Bob Dylan: Hurricane (1975)
„Here comes the story of the Hurricane
Bob Dylan: Hurricane
The man the authorities came to blame
For somethin‘ that he never done
Put in a prison cell, but one time he could-a been
The champion of the world“
Am Morgen des 17. Juni 1966 erschießen zwei schwarze Männer in einer Bar in der Kleinstadt Paterson in New Jersey drei Weiße: den Barkeeper und zwei Gäste. Die Polizei hat schnell einen Verdacht. Eine Streife greift Rubin Carter auf, der mit seinem Freund John Artis in einem Dodge Straßenkreuzer unterwegs ist. Beide sind schwarz. Schon bei der ersten Gegenüberstellung ist sich ein schwer verletzter Augenzeuge aus der Bar sicher: Die beiden waren es nicht. Die Polizei lässt Carter und seinen Freund gehen. Vorerst.

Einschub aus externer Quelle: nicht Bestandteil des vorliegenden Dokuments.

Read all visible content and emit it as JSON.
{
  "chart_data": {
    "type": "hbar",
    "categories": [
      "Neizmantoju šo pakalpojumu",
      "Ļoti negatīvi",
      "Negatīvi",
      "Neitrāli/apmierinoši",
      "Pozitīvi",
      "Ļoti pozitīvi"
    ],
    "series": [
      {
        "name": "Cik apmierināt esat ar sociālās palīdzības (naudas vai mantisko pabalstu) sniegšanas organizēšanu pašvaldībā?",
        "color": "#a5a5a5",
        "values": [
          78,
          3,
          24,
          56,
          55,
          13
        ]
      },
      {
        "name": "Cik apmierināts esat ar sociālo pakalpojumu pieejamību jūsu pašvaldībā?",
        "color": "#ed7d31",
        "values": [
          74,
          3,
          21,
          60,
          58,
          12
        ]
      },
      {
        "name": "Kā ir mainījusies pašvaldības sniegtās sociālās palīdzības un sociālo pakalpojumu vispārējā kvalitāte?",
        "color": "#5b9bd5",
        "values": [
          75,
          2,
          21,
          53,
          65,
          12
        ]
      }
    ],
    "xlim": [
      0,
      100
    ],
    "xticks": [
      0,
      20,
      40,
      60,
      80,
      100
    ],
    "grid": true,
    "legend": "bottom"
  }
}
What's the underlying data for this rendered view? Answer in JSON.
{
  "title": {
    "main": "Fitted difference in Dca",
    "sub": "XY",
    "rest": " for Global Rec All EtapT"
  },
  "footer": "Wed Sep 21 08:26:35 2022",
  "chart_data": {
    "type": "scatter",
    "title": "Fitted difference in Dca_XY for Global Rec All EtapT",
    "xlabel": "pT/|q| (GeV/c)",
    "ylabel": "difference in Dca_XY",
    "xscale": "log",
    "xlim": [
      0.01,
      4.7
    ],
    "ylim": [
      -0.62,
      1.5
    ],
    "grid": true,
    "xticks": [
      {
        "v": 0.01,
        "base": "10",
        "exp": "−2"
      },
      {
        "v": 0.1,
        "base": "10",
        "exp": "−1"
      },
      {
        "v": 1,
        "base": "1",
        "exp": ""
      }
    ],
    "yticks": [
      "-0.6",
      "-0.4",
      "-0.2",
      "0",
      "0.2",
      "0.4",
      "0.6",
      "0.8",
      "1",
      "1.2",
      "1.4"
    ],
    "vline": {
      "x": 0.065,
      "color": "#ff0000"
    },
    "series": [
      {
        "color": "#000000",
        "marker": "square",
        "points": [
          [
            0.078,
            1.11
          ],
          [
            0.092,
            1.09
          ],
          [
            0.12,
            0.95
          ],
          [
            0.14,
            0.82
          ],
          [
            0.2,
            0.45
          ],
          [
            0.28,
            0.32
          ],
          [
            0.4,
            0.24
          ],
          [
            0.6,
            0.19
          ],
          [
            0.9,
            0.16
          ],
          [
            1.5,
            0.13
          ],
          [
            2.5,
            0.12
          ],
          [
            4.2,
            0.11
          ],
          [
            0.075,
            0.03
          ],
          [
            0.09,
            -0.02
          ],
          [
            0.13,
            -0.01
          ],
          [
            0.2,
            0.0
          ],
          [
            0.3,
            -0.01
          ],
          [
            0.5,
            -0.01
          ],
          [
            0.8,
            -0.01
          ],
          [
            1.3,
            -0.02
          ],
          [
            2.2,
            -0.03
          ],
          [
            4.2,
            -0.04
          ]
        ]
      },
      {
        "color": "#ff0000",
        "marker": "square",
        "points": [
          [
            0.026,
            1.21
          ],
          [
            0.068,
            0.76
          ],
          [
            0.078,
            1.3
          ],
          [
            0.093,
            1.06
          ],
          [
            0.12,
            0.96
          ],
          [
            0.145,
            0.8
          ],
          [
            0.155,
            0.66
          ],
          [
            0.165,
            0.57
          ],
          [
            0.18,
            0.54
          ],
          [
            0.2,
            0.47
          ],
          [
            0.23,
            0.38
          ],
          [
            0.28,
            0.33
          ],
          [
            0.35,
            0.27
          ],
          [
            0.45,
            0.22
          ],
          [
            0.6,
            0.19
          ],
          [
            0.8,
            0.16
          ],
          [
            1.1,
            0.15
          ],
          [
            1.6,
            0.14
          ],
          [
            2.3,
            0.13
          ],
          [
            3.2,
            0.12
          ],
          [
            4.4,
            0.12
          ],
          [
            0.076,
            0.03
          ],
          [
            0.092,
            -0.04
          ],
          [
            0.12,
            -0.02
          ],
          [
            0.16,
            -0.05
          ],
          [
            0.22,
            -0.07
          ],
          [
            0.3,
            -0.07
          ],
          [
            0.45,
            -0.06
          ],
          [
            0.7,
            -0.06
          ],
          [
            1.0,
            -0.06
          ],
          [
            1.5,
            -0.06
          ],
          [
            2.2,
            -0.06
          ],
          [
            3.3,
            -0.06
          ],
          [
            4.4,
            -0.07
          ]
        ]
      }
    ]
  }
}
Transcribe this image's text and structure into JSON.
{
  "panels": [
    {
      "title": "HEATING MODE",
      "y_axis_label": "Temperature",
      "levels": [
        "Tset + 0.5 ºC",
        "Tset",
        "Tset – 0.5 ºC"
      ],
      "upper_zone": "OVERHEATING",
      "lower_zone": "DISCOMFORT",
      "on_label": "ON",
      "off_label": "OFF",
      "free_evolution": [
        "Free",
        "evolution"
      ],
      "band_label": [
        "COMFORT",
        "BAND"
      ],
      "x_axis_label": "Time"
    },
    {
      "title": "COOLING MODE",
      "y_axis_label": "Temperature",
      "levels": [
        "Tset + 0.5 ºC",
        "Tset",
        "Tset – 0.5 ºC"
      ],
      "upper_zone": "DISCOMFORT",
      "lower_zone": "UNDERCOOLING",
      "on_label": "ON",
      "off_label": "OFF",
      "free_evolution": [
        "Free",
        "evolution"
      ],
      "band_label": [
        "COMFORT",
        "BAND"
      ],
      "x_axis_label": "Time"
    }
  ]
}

Die Kleinstadtpolizisten kennen Carter, seit er ein Kind war – ein oft unbeherrschtes und manchmal gewalttätiges Kind, das seine Eltern in die Obhut der Behörden gaben, als sie nicht mehr weiter wussten mit ihm. Nun ist der schwierige schwarze Junge zu einem recht erfolgreichen Boxer herangewachsen (Spitzname: „Hurricane“) und kurvt in teuren Autos durch die Stadt. So einen ziehen sie nur zu gern aus dem Verkehr.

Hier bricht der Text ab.